List price on Amazon is $169.99 I was able to buy it on special for $99.
Construction: The typical keyboard with all plastic bits weighs next to nothing. (Nothing + batteries for a wireless) This keyboard weights nearly 4 pounds. This is due to the solid construction. The keys are all individual mechanical switches. Typing on this keyboard feels good. Cheaper keyboards typically require you to exert a lot more effort into hitting the keys. This results in the misfires that I mentioned before, as well as you hands hitting a lot more tired when you are typing.
Do not buy this if you are looking for a keyboard to throw into a backpack and take with you. As I mentioned it’s heavy. The USB connector cable is quite firm and of good quality as well. It has the feel of a piece of kit that will last a long time. Which is good, given the price tag. But you wouldn’t want to move it. You could, if you needed extra exercise at the end of the day use it for weight lifting. I have been typing on this keyboard all day and it has not moved from it’s position unless I have specifically picked it up to move it.
Backlighting: This is an RGB backlit keyboard. That means the lights on the keys can be multiple colors. The default setting is for the light to cycle through the various colors. The quality of the lights is very good. My office has downlights which have washed out the backlighting on my first keyboard and made it unusable for me… given the need to look at they keys as I type. The lights are right enough to see clearly for all the color combinations under the direct light. The only down side is that the shift characters eg !@#$% are not illuminated, while the numbers are. This makes them slightly harder to read.
The box that I ordered called out the switches as being “Orange Tactile and Silent” for keyboard manufactures they typically call out the color of the switches to indicate the specific qualities. How loud the keyboard is, rather it is mechanical or membrane, etc. Silent, the keys are not. There is a clear and distinct click click click as I an typing this.
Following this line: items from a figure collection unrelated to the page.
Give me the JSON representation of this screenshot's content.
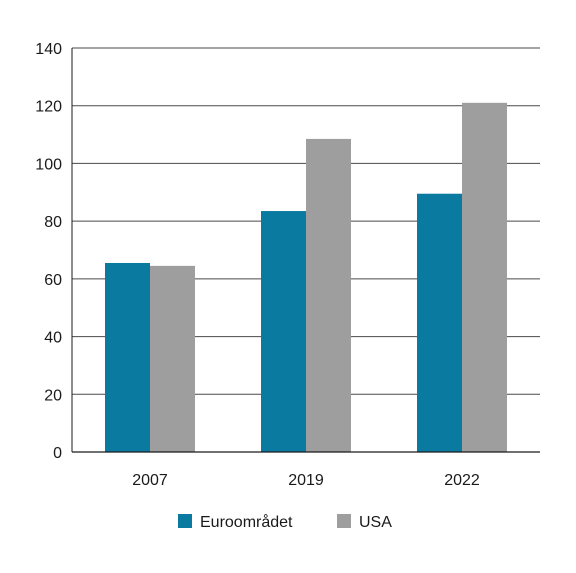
{
  "chart_data": {
    "type": "bar",
    "title": "",
    "xlabel": "",
    "ylabel": "",
    "categories": [
      "2007",
      "2019",
      "2022"
    ],
    "series": [
      {
        "name": "Euroområdet",
        "values": [
          65.5,
          83.5,
          89.5
        ],
        "color": "#0a7aa1"
      },
      {
        "name": "USA",
        "values": [
          64.5,
          108.5,
          121.0
        ],
        "color": "#9e9e9e"
      }
    ],
    "ylim": [
      0,
      140
    ],
    "yticks": [
      0,
      20,
      40,
      60,
      80,
      100,
      120,
      140
    ],
    "ytick_labels": [
      "0",
      "20",
      "40",
      "60",
      "80",
      "100",
      "120",
      "140"
    ],
    "grid": true,
    "legend_position": "bottom"
  }
}
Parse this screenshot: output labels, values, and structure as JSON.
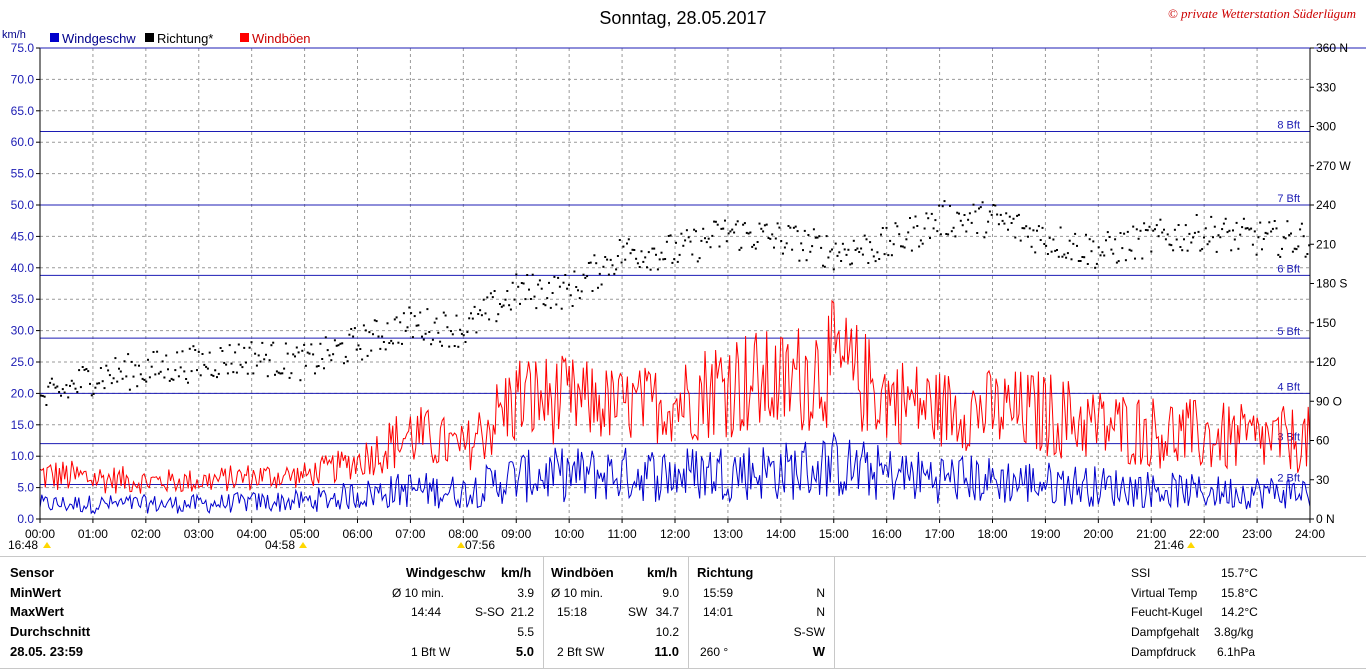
{
  "chart_data": {
    "type": "line",
    "title": "Sonntag, 28.05.2017",
    "copyright": "© private Wetterstation Süderlügum",
    "ylabel_left": "km/h",
    "legend": [
      {
        "label": "Windgeschw",
        "color": "#0000cc"
      },
      {
        "label": "Richtung*",
        "color": "#000000"
      },
      {
        "label": "Windböen",
        "color": "#ff0000"
      }
    ],
    "ylim": [
      0,
      75
    ],
    "yticks_left": [
      "0.0",
      "5.0",
      "10.0",
      "15.0",
      "20.0",
      "25.0",
      "30.0",
      "35.0",
      "40.0",
      "45.0",
      "50.0",
      "55.0",
      "60.0",
      "65.0",
      "70.0",
      "75.0"
    ],
    "yticks_right": [
      {
        "v": 0,
        "label": "0  N"
      },
      {
        "v": 30,
        "label": "30"
      },
      {
        "v": 60,
        "label": "60"
      },
      {
        "v": 90,
        "label": "90  O"
      },
      {
        "v": 120,
        "label": "120"
      },
      {
        "v": 150,
        "label": "150"
      },
      {
        "v": 180,
        "label": "180  S"
      },
      {
        "v": 210,
        "label": "210"
      },
      {
        "v": 240,
        "label": "240"
      },
      {
        "v": 270,
        "label": "270  W"
      },
      {
        "v": 300,
        "label": "300"
      },
      {
        "v": 330,
        "label": "330"
      },
      {
        "v": 360,
        "label": "360  N"
      }
    ],
    "xticks": [
      "00:00",
      "01:00",
      "02:00",
      "03:00",
      "04:00",
      "05:00",
      "06:00",
      "07:00",
      "08:00",
      "09:00",
      "10:00",
      "11:00",
      "12:00",
      "13:00",
      "14:00",
      "15:00",
      "16:00",
      "17:00",
      "18:00",
      "19:00",
      "20:00",
      "21:00",
      "22:00",
      "23:00",
      "24:00"
    ],
    "beaufort_lines": [
      {
        "kmh": 5.5,
        "label": "2 Bft"
      },
      {
        "kmh": 12.0,
        "label": "3 Bft"
      },
      {
        "kmh": 20.0,
        "label": "4 Bft"
      },
      {
        "kmh": 28.8,
        "label": "5 Bft"
      },
      {
        "kmh": 38.8,
        "label": "6 Bft"
      },
      {
        "kmh": 50.0,
        "label": "7 Bft"
      },
      {
        "kmh": 61.7,
        "label": "8 Bft"
      }
    ],
    "sun_markers": [
      "16:48",
      "04:58",
      "07:56",
      "21:46"
    ],
    "series_gust_hourly_max": [
      10,
      9,
      8,
      8,
      9,
      9,
      12,
      19,
      15,
      27,
      26,
      24,
      25,
      31,
      30,
      35,
      27,
      24,
      24,
      24,
      21,
      20,
      19,
      18
    ],
    "series_speed_hourly_avg": [
      2.5,
      2.5,
      2.5,
      2.5,
      2.8,
      3.0,
      4.0,
      5.0,
      4.5,
      7.0,
      7.5,
      7.5,
      7.5,
      8.0,
      8.0,
      9.0,
      7.5,
      7.0,
      6.5,
      6.0,
      5.5,
      5.0,
      4.5,
      4.5
    ],
    "series_direction_hourly": [
      90,
      110,
      115,
      120,
      125,
      120,
      135,
      150,
      145,
      175,
      175,
      205,
      205,
      220,
      215,
      205,
      210,
      230,
      230,
      215,
      205,
      215,
      220,
      215
    ]
  },
  "table": {
    "headers": {
      "sensor": "Sensor",
      "wind": "Windgeschw",
      "wind_unit": "km/h",
      "gust": "Windböen",
      "gust_unit": "km/h",
      "dir": "Richtung"
    },
    "rows": {
      "minwert": "MinWert",
      "maxwert": "MaxWert",
      "avg": "Durchschnitt",
      "date": "28.05. 23:59"
    },
    "wind": {
      "min_label": "Ø 10 min.",
      "min_val": "3.9",
      "max_time": "14:44",
      "max_dir": "S-SO",
      "max_val": "21.2",
      "avg_val": "5.5",
      "cur_bft": "1 Bft W",
      "cur_val": "5.0"
    },
    "gust": {
      "min_label": "Ø 10 min.",
      "min_val": "9.0",
      "max_time": "15:18",
      "max_dir": "SW",
      "max_val": "34.7",
      "avg_val": "10.2",
      "cur_bft": "2 Bft SW",
      "cur_val": "11.0"
    },
    "dir": {
      "min_time": "15:59",
      "min_val": "N",
      "max_time": "14:01",
      "max_val": "N",
      "avg_val": "S-SW",
      "cur_deg": "260 °",
      "cur_val": "W"
    },
    "extra": [
      {
        "label": "SSI",
        "value": "15.7°C"
      },
      {
        "label": "Virtual Temp",
        "value": "15.8°C"
      },
      {
        "label": "Feucht-Kugel",
        "value": "14.2°C"
      },
      {
        "label": "Dampfgehalt",
        "value": "3.8g/kg"
      },
      {
        "label": "Dampfdruck",
        "value": "6.1hPa"
      }
    ]
  }
}
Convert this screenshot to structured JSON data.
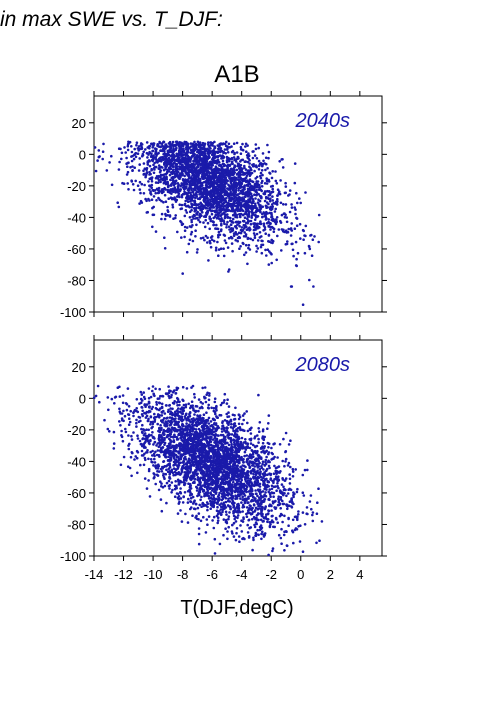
{
  "header_text": "in max SWE vs. T_DJF:",
  "chart_data": {
    "type": "scatter",
    "title": "A1B",
    "xlabel": "T(DJF,degC)",
    "ylabel": "",
    "xlim": [
      -14,
      5.5
    ],
    "ylim": [
      -100,
      37
    ],
    "x_ticks": [
      "-14",
      "-12",
      "-10",
      "-8",
      "-6",
      "-4",
      "-2",
      "0",
      "2",
      "4"
    ],
    "y_ticks": [
      "-100",
      "-80",
      "-60",
      "-40",
      "-20",
      "0",
      "20"
    ],
    "grid": false,
    "point_color": "#1a1aaa",
    "panels": [
      {
        "label": "2040s",
        "point_count_approx": 3500,
        "cloud_summary": {
          "x_range": [
            -14,
            1.5
          ],
          "y_range": [
            -97,
            8
          ],
          "densest_region": {
            "x": [
              -9,
              -4
            ],
            "y": [
              -30,
              2
            ]
          },
          "trend": "SWE decreases as winter temperature increases"
        }
      },
      {
        "label": "2080s",
        "point_count_approx": 3500,
        "cloud_summary": {
          "x_range": [
            -14,
            1.5
          ],
          "y_range": [
            -100,
            8
          ],
          "densest_region": {
            "x": [
              -8,
              -4
            ],
            "y": [
              -60,
              -20
            ]
          },
          "trend": "SWE decreases as winter temperature increases"
        }
      }
    ]
  }
}
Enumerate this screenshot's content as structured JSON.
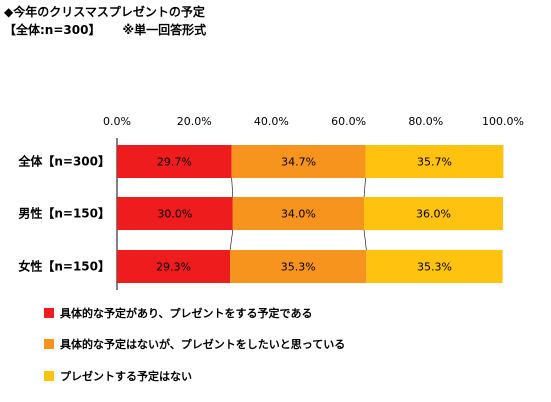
{
  "header": {
    "title": "◆今年のクリスマスプレゼントの予定",
    "subtitle": "【全体:n=300】",
    "note": "※単一回答形式"
  },
  "colors": {
    "series1": "#ee1c1c",
    "series2": "#f7941d",
    "series3": "#ffc20e"
  },
  "chart_data": {
    "type": "bar",
    "orientation": "horizontal-stacked-100",
    "categories": [
      "全体【n=300】",
      "男性【n=150】",
      "女性【n=150】"
    ],
    "xlim": [
      0,
      100
    ],
    "x_ticks": [
      "0.0%",
      "20.0%",
      "40.0%",
      "60.0%",
      "80.0%",
      "100.0%"
    ],
    "series": [
      {
        "name": "具体的な予定があり、プレゼントをする予定である",
        "values": [
          29.7,
          30.0,
          29.3
        ],
        "labels": [
          "29.7%",
          "30.0%",
          "29.3%"
        ]
      },
      {
        "name": "具体的な予定はないが、プレゼントをしたいと思っている",
        "values": [
          34.7,
          34.0,
          35.3
        ],
        "labels": [
          "34.7%",
          "34.0%",
          "35.3%"
        ]
      },
      {
        "name": "プレゼントする予定はない",
        "values": [
          35.7,
          36.0,
          35.3
        ],
        "labels": [
          "35.7%",
          "36.0%",
          "35.3%"
        ]
      }
    ],
    "legend_position": "bottom-left"
  }
}
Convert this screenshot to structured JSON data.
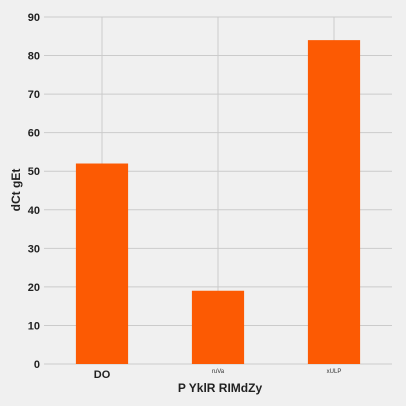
{
  "chart_data": {
    "type": "bar",
    "title": "",
    "xlabel": "P YklR RIMdZy",
    "ylabel": "dCt  gEt",
    "categories": [
      "DO",
      "ruVa",
      "xULP"
    ],
    "values": [
      52,
      19,
      84
    ],
    "ylim": [
      0,
      90
    ],
    "yticks": [
      0,
      10,
      20,
      30,
      40,
      50,
      60,
      70,
      80,
      90
    ],
    "grid": true,
    "bar_color": "#fc5a03",
    "background": "#f0f0f0"
  }
}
I would suggest that it would probably be loud enough to be annoying in a small office.
Software: This is billed as a “Gaming” keyboard. Unfortunately the software for the keyboard and tuning it is Windows only. I spend my life swapping between Windows, Mac and Linux. So tuning the lights is something I need to look further into. Though this is a minor issue at best.
So end of the day how would I rate this?
I’d have to give it a clear 5* rating. It is, so far, and exceptionally good keyboard. It is good at what it does. The minor issue of the software isn’t really of consequence for me, and won’t interfere with the primary use… banging on keys for 8 hours a day. If you spend a couple hours a day surfing the net and answering the occasional email, then it’s probably not worth your wile to spend the money to invest in this keyboard. However if like me you spend a significant amount of time attached to a keyboard, it is well with the money. Buy your tools to fit the use case.